Taking the front steps at a jog, I hugged the nearest column. “Did you miss us?”

Woolly beamed me an image of children of all ages racing through her halls.

“Yes.” I chose to misinterpret her not-so-subtle prodding. “We did see Eva. She’s growing up so fast.”

The front door opened on a sigh, and I patted the frame on my way past.

Behind me, Linus chuckled, and I didn’t have to guess what she was showing him. “How many?”

“I counted five, but there was at least one baby crying in another room after a sibling stole her toy.”

“I would like to enjoy being married before I do the mom thing. Kids are nice, but they’re also forever. I don’t think it’s asking too much to at least get through the honeymoon without your mother shipping me ovulation kits and mine bombarding me at all hours of the day and night in the hopes of brainwashing me into catching baby fever.”

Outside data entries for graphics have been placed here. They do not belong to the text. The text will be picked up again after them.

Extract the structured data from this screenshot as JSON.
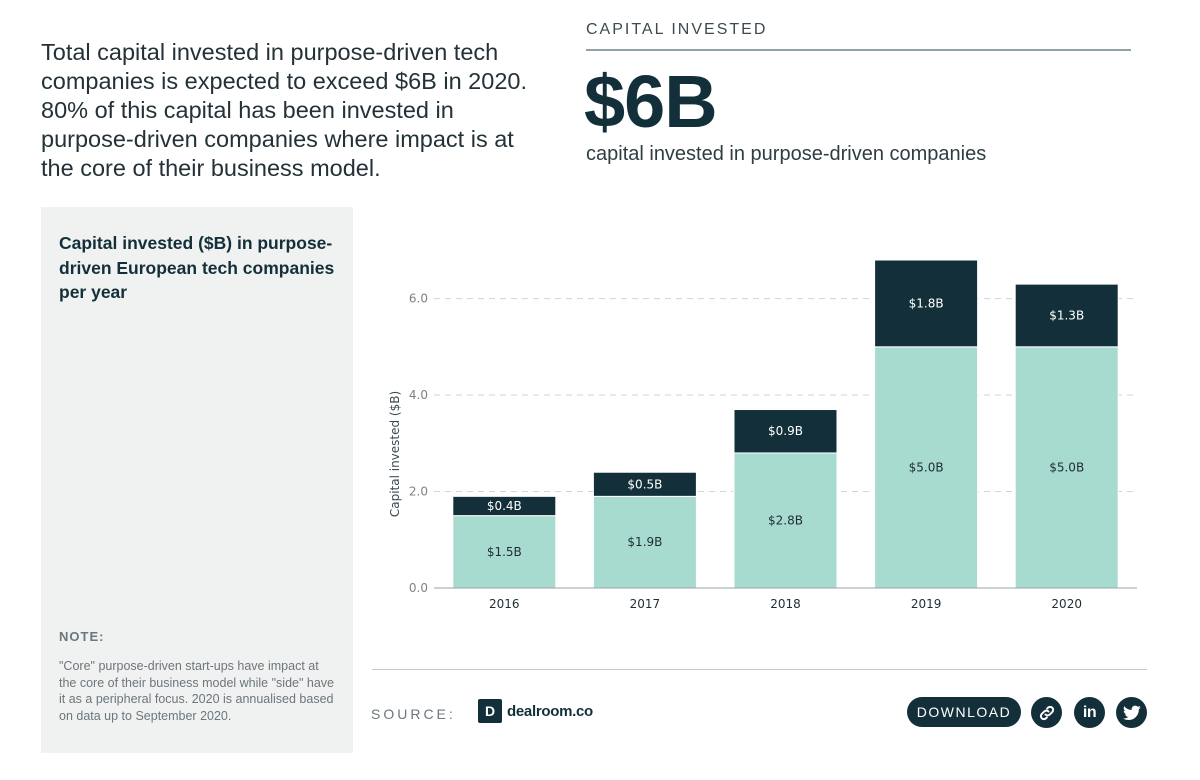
{
  "intro_text": "Total capital invested in purpose-driven tech companies is expected to exceed $6B in 2020. 80% of this capital has been invested in purpose-driven companies where impact is at the core of their business model.",
  "kpi": {
    "label": "CAPITAL INVESTED",
    "value": "$6B",
    "description": "capital invested in purpose-driven companies"
  },
  "panel": {
    "chart_title": "Capital invested ($B) in purpose-driven European tech companies per year",
    "note_heading": "NOTE:",
    "note_text": "\"Core\" purpose-driven start-ups have impact at the core of their business model while \"side\" have it as a peripheral focus. 2020 is annualised based on data up to September 2020."
  },
  "footer": {
    "source_label": "SOURCE:",
    "logo_mark": "D",
    "logo_text": "dealroom.co",
    "download_label": "DOWNLOAD",
    "share_icons": [
      "link-icon",
      "linkedin-icon",
      "twitter-icon"
    ],
    "linkedin_label": "in"
  },
  "colors": {
    "core": "#a8dbd0",
    "side": "#13303a",
    "grid": "#cfd4d6",
    "axis_text": "#7a8488"
  },
  "chart_data": {
    "type": "bar",
    "stacked": true,
    "categories": [
      "2016",
      "2017",
      "2018",
      "2019",
      "2020"
    ],
    "series": [
      {
        "values": [
          1.5,
          1.9,
          2.8,
          5.0,
          5.0
        ],
        "labels": [
          "$1.5B",
          "$1.9B",
          "$2.8B",
          "$5.0B",
          "$5.0B"
        ],
        "color": "#a8dbd0"
      },
      {
        "values": [
          0.4,
          0.5,
          0.9,
          1.8,
          1.3
        ],
        "labels": [
          "$0.4B",
          "$0.5B",
          "$0.9B",
          "$1.8B",
          "$1.3B"
        ],
        "color": "#13303a"
      }
    ],
    "ylabel": "Capital invested ($B)",
    "ylim": [
      0,
      6.8
    ],
    "yticks": [
      0,
      2,
      4,
      6
    ],
    "ytick_labels": [
      "0.0",
      "2.0",
      "4.0",
      "6.0"
    ],
    "grid": true,
    "legend": "none"
  }
}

The vent nearest me blasted warm air up my leg, and Woolly’s presence wrapped around me in apology.

“I’m not saying I won’t break ground on the baby factory you and the Grande Dame have your hearts set on, but I would like to enjoy being an obligation-free adult before I have to worry about changing diapers.”

An obligation-free adult in charge of the welfare of an entire city, who was also the custodian of a sentient house, and the adoptive mother of a ghost boy, and the godmother of a gwyllgi child warped by my magic.

Yeah.

Obligation free.

Woohoo.

“You are the only person who gets to decide if and when you get pregnant. It’s your body, not theirs. Or mine.”

“I knew I liked you for a reason.” I did a quick examination of the house, but everything appeared to be in order. Thankfully, Woolly wasn’t too traumatized by the whole ordeal. “Are you sending the ring to your team in Atlanta?”

“I have a local contact who can inspect the piece before we turn it over to the cleaners.”

“You’re not worried about smudging prints?”